15.10.20

Rain on the Pavements

Not sure where to start with this, but the mystery behind this book has led me on a somewhat obsessive goose chase. Until we moved it had been languishing on my bookshelf for several months and mostly slipped my mind.


Roland Camberton only published two novels during his lifetime and after Rain on the Pavements in 1951, he then vanished almost without a trace, never publishing anything again.

Camberton was another Hackney writer and was born Henry Cohen. Little is still known about his life and he died relatively young in 1965. He served in the RAF during the war and adopted the pen name “Camberton” as a non-Jewish pseudonym that combined the areas of Camberwell and Brixton. The novel is a semi-autobiographical take that traces the young protagonist’s journey from his orthodox upbringing to his explorations with his uncle into the wider world of London - from the cafes and pubs of Soho, to clashes with Mosleyite fascists on Cable Street, and separate meetings with Zionists and Young Communist Party members in smoke-filled basements.
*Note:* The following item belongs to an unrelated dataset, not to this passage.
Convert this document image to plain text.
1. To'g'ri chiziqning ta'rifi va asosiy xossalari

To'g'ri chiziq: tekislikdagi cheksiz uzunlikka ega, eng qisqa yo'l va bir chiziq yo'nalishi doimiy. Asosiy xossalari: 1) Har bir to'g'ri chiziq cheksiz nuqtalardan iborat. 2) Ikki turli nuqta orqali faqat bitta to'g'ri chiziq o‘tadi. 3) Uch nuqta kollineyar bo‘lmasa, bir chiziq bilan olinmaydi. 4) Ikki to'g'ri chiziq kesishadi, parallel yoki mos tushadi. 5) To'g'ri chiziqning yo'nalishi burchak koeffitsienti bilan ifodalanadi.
No one has done more than Iain Sinclair to uncover details about Camberton and his “lost years.” In addition to a stripped down audio tape recorded with William S. Burroughs in a Chelsea pub, there is reportedly also a lost manuscript of a hitchhiking journey across the UK and Europe. But apart from his two novels, nothing else has ever surfaced.
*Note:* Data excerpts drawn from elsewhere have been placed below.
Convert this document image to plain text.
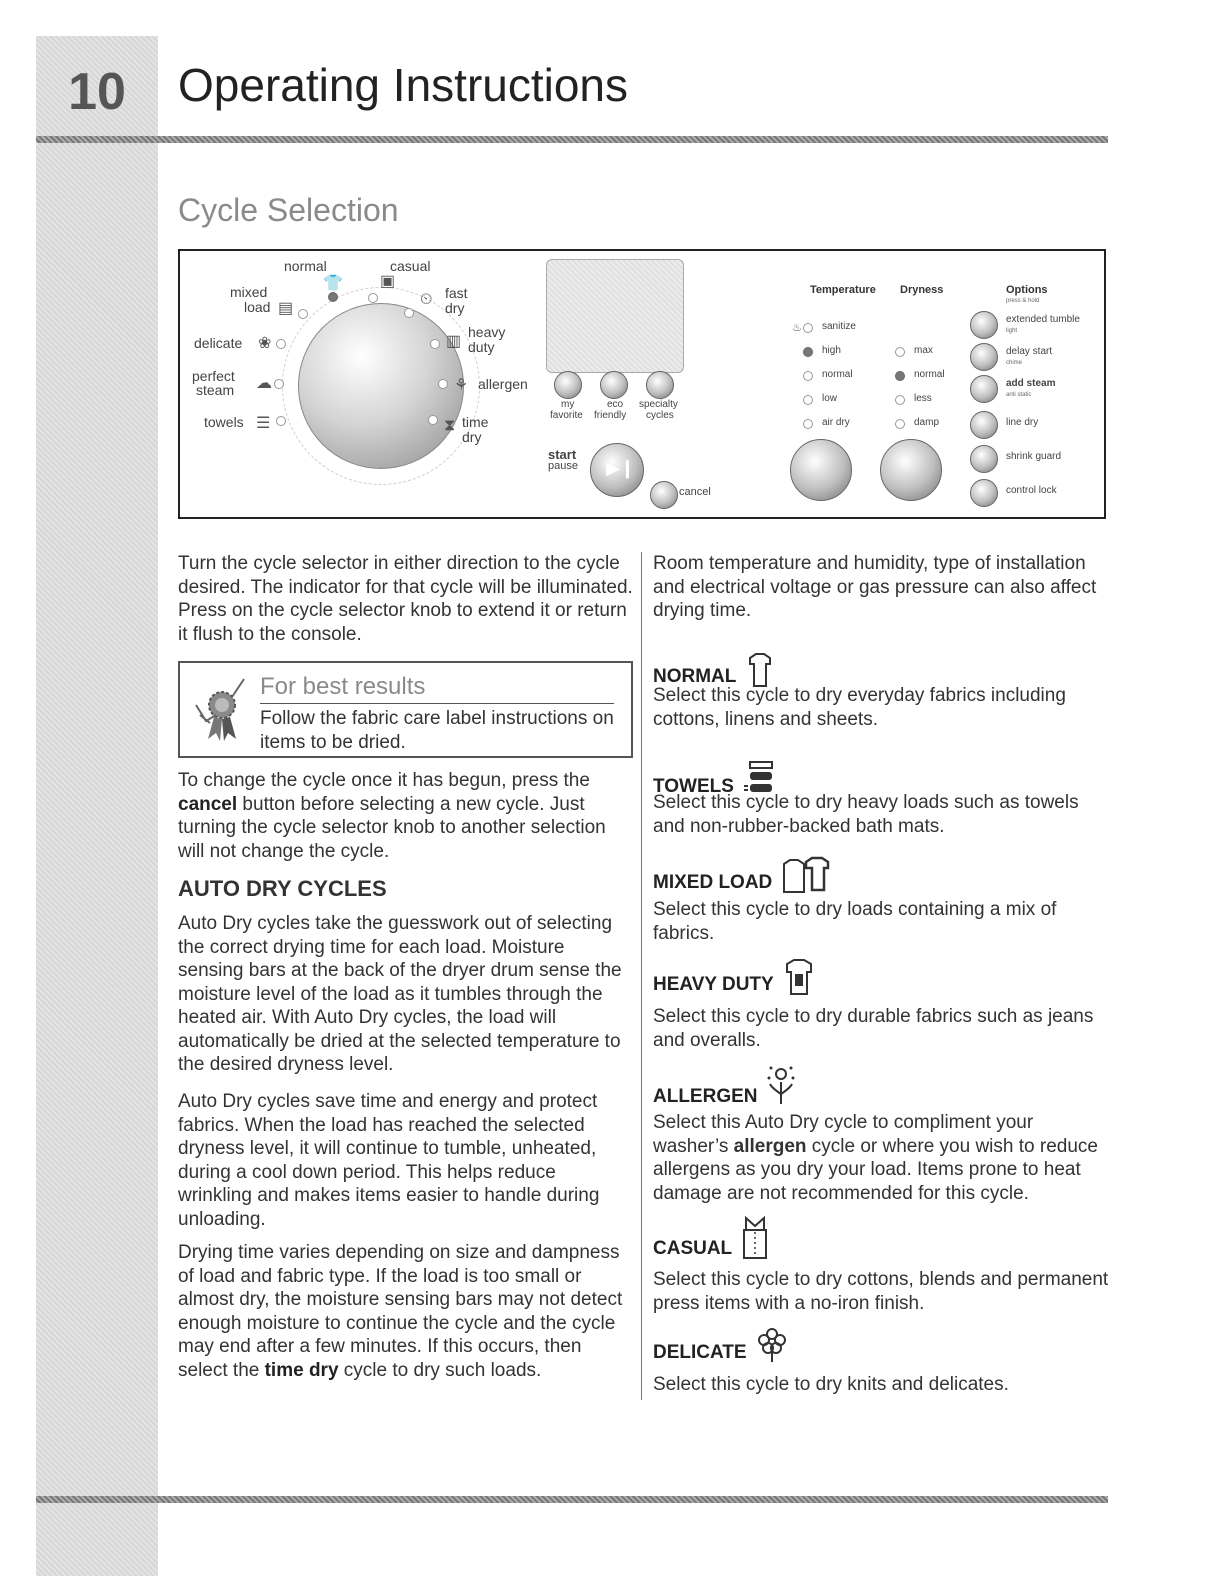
10	Operating Instructions
Cycle Selection
normal	casual
👕 ▣
mixed
load ▤
fast
dry
⏲
delicate ❀
heavy
duty
▥
perfect
steam ☁	allergen
⚘
towels ☰	time
dry
⧗
my
favorite
eco
friendly
specialty
cycles
start
pause
▶❙
cancel
Temperature
♨ sanitize
high
normal
low
air dry
Dryness
max
normal
less
damp
Options
press & hold
extended tumble
light
delay start
chime
add steam
anti static
line dry
shrink guard
control lock

Turn the cycle selector in either direction to the cycle desired. The indicator for that cycle will be illuminated. Press on the cycle selector knob to extend it or return it flush to the console.

For best results
Follow the fabric care label instructions on items to be dried.

To change the cycle once it has begun, press the cancel button before selecting a new cycle. Just turning the cycle selector knob to another selection will not change the cycle.

AUTO DRY CYCLES

Auto Dry cycles take the guesswork out of selecting the correct drying time for each load. Moisture sensing bars at the back of the dryer drum sense the moisture level of the load as it tumbles through the heated air. With Auto Dry cycles, the load will automatically be dried at the selected temperature to the desired dryness level.

Auto Dry cycles save time and energy and protect fabrics. When the load has reached the selected dryness level, it will continue to tumble, unheated, during a cool down period. This helps reduce wrinkling and makes items easier to handle during unloading.

Drying time varies depending on size and dampness of load and fabric type. If the load is too small or almost dry, the moisture sensing bars may not detect enough moisture to continue the cycle and the cycle may end after a few minutes. If this occurs, then select the time dry cycle to dry such loads.

Room temperature and humidity, type of installation and electrical voltage or gas pressure can also affect drying time.

NORMAL
Select this cycle to dry everyday fabrics including cottons, linens and sheets.
TOWELS
Select this cycle to dry heavy loads such as towels and non-rubber-backed bath mats.
MIXED LOAD
Select this cycle to dry loads containing a mix of fabrics.
HEAVY DUTY
Select this cycle to dry durable fabrics such as jeans and overalls.
ALLERGEN
Select this Auto Dry cycle to compliment your washer’s allergen cycle or where you wish to reduce allergens as you dry your load. Items prone to heat damage are not recommended for this cycle.
CASUAL
Select this cycle to dry cottons, blends and permanent press items with a no-iron finish.
DELICATE
Select this cycle to dry knits and delicates.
For a long time only those close to the author knew where he was buried. But following Sinclair’s digging, he uncovered significantly more and found out that he left behind a daughter and is buried at Rainham Jewish Cemetery under his birth name, Henry Cohen.


The second photo above is a dedication note from a separate copy of Scamp I found online. Whoever Gordon and Joyce were, it’s clear they knew the author on a personal level as Henry Cohen. At the end of the inscription, the name “Camberton” is written in quotations. Just another open shred that leaves more questions than answers.